3. Atif Mian has an essay that suggests that the extravagant wealth of some people leads to an excess supply in the capital market. Less-wealthy people are lured by low interest rates and weak credit screening into borrowing too much, making the financial system unstable. His solution is to have government confiscate more from the wealthy and redistribute it to the less-wealthy. I think that there is only a low probability that he has correctly diagnosed a problem. Even if he has, I imagine that one can come up with much better solutions.

4. Those are the two essays about which I can be the most charitable.

5. My main point is that I am becoming quite allergic to phrases like “economists say” or “economics says.” I know that I used to employ such phrases, but I have done so only sparingly, and from now on I plan to avoid them completely. Don’t argue from authority. Just state your proposition and defend it. Along these lines, I have had a strict personal policy for many years of not signing petitions of the form “economists who favor X” or “economists opposed to Y.” I dislike the implied tone of “I have credentials, you must listen to me.” I would sign a petition in favor of refraining from ever using the phrase “Speaking as an economist. . .”

On hiatus

Until February 19. I am away from my computer, and I keep messing up HTML.

Also, there is nothing to write about. Covington? Northam? If we have the luxury of turning these stories into headlines, then we are either doing very well as a country or else we are desparate for distractions from whatever real problems we have.

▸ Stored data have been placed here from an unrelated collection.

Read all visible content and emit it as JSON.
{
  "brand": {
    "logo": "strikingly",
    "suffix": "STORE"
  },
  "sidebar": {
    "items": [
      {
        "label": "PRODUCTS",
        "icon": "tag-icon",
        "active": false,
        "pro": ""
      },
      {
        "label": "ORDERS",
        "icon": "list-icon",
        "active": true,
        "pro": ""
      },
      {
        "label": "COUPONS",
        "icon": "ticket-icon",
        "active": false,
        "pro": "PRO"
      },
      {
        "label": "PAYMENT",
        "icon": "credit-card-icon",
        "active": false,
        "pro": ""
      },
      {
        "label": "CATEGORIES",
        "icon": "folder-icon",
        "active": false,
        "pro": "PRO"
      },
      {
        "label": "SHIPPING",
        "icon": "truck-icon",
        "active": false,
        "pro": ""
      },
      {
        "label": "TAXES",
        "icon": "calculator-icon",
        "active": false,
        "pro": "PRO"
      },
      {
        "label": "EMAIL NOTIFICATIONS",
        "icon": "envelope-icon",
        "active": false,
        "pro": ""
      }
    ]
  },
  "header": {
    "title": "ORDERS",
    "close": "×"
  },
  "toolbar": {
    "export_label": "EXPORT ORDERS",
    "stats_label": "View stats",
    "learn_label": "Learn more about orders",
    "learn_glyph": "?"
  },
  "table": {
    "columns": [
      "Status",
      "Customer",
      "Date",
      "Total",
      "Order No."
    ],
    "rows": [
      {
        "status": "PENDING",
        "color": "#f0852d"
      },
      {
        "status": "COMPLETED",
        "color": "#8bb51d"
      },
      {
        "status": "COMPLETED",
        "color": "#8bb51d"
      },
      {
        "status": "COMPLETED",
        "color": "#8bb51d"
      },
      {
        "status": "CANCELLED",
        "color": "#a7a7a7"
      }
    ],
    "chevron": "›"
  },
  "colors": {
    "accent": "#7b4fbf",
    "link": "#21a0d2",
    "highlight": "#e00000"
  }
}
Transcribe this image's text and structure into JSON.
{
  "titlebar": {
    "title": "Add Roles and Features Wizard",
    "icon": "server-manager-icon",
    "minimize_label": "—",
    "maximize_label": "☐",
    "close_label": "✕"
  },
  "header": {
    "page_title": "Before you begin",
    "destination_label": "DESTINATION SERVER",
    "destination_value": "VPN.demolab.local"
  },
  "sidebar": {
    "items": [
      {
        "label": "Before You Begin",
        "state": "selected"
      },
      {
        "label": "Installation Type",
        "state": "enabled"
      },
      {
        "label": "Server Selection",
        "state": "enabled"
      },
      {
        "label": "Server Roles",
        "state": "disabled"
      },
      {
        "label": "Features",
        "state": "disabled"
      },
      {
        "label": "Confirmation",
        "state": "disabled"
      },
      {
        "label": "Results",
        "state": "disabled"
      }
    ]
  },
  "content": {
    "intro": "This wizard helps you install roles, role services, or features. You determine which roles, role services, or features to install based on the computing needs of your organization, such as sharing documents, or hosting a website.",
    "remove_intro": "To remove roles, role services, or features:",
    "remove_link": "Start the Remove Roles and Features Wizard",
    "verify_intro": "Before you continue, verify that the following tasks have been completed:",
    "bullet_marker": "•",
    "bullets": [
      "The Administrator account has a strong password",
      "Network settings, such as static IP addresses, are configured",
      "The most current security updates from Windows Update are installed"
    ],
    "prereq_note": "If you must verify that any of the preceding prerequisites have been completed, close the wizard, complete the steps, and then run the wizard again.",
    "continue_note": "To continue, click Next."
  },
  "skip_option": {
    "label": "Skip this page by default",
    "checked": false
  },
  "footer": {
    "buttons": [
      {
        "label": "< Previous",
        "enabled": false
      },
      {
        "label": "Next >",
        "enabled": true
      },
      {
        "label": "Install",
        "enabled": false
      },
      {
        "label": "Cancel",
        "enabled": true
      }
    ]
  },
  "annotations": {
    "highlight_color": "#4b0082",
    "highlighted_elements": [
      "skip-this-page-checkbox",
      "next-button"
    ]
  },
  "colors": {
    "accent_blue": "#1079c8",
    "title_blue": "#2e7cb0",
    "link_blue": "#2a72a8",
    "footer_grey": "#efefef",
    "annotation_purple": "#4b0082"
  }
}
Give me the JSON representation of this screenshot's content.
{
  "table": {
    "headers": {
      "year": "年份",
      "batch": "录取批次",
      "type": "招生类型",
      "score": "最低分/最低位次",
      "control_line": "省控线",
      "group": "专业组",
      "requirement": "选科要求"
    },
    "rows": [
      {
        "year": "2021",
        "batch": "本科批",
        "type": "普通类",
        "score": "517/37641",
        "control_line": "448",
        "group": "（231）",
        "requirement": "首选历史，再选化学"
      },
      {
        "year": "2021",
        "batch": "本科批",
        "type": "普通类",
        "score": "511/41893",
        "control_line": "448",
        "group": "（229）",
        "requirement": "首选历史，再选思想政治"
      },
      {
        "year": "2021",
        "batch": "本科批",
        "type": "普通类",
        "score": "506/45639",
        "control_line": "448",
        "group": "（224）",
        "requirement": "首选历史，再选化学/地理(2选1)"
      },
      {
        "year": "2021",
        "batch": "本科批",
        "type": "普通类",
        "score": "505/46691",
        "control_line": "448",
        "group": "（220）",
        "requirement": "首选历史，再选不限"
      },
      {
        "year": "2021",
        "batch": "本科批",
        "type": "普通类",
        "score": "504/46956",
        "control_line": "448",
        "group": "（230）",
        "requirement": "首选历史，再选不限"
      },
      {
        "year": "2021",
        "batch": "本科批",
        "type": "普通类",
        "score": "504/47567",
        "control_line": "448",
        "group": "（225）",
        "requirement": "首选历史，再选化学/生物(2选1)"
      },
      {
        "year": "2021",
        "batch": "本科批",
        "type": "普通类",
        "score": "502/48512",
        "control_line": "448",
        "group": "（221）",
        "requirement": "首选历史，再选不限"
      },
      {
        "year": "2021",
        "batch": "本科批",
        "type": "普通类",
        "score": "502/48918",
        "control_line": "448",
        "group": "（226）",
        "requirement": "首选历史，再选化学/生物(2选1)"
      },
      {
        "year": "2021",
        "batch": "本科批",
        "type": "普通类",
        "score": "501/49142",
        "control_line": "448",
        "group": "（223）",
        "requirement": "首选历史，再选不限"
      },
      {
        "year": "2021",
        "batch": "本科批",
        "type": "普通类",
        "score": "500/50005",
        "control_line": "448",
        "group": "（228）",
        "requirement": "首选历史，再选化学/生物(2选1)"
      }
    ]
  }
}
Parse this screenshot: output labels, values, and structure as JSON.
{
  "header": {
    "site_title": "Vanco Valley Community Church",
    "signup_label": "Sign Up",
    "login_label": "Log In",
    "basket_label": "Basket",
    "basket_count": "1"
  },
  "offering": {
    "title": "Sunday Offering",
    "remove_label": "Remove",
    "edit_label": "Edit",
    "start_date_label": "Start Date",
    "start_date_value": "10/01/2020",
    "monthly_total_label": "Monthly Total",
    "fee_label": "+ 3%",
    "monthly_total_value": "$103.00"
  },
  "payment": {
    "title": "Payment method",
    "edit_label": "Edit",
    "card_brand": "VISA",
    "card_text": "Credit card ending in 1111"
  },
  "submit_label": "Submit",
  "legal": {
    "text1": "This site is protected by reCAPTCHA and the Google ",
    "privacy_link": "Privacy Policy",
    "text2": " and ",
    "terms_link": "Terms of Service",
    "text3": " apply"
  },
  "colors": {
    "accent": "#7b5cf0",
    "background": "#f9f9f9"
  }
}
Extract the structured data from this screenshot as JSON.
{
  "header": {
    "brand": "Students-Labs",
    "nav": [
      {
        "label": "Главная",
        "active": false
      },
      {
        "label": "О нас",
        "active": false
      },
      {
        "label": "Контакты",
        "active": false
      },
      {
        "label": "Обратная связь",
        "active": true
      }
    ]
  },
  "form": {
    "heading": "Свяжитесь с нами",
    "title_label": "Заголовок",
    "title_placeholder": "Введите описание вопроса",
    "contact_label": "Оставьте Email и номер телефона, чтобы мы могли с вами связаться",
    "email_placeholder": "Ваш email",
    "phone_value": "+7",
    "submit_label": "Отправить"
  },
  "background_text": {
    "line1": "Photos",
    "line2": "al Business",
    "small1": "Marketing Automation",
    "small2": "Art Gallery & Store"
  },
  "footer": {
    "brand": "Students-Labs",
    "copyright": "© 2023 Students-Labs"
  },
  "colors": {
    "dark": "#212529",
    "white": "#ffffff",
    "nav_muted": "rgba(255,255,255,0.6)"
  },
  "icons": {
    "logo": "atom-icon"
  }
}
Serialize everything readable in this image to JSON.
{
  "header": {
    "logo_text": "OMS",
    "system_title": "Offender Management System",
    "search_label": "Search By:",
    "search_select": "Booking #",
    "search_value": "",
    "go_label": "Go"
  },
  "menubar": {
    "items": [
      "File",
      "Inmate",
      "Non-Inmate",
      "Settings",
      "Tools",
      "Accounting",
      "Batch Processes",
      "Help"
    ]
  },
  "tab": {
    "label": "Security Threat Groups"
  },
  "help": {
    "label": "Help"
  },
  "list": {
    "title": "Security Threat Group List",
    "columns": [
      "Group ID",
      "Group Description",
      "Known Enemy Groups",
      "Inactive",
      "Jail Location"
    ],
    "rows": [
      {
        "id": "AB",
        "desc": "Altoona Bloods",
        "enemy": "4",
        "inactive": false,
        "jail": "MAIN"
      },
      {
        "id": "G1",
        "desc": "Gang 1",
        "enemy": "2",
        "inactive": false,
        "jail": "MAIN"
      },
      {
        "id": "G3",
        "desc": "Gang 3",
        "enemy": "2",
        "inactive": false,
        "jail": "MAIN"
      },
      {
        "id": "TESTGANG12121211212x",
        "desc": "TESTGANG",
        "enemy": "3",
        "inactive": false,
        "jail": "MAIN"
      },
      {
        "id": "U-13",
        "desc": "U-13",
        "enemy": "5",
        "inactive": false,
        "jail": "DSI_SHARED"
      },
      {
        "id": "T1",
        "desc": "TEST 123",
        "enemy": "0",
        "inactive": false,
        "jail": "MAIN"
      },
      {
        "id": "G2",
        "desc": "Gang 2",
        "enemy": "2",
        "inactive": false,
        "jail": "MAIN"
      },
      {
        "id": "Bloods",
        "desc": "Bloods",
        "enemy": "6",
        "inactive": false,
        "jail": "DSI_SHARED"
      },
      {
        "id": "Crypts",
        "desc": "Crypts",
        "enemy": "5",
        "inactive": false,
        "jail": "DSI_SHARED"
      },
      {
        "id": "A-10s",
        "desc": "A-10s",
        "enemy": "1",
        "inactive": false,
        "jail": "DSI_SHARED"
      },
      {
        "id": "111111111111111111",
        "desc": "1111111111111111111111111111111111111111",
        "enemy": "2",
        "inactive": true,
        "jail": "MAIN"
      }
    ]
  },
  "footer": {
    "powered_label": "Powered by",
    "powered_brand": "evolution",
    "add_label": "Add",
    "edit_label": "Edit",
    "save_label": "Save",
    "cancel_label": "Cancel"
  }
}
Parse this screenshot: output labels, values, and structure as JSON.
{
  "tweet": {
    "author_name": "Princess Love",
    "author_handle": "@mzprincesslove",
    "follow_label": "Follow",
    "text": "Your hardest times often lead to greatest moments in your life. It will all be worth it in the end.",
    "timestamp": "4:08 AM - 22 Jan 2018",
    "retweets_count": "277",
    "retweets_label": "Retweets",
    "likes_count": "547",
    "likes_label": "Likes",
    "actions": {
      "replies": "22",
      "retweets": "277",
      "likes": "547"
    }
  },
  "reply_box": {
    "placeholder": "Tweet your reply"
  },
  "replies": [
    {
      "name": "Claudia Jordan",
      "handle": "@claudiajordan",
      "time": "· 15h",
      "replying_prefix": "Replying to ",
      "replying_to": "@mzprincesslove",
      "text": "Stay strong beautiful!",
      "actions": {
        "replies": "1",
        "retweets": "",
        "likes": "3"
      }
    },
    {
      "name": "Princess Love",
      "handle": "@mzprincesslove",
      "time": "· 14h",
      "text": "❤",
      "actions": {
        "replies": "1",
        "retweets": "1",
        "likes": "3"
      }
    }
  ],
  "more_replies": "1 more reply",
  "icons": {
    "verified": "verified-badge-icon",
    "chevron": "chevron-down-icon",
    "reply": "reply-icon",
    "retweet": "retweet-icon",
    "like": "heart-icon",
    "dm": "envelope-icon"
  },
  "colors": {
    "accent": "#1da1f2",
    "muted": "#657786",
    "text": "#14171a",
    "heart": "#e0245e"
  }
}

A few days ago Tyler Cowen recommended a book called Whiteshift, which claims that the cultural disruption we are experiencing is due to whites feeling threatened demographically. I probably should examine the book. Off hand, though, I think that Martin Gurri has a better explanation, because I don’t think Whiteshift can explain the Arab Spring or Greece or Spain. Gurri’s story is that elites are getting knocked off their perch in the age of the Internet.

In the U.S., I see a progressive elite that pounds the table insisting that it stands against oppression. And we have a conservative elite that pounds the table insisting that it stands against barbarism.

The 2016 election exposed the conservative elite as a slim minority.

The progressive elite is larger, but it is still just a minority. I think it is in a precarious position. Puritanism always provokes a backlash. And just as the Republican base decided that the conservative elite is not worth supporting, might non-white ethnics at some point decide that the progressive elite is not worth supporting? One can envision a scenario in which the progressive elite finds itself as beached as the conservative elite finds itself today.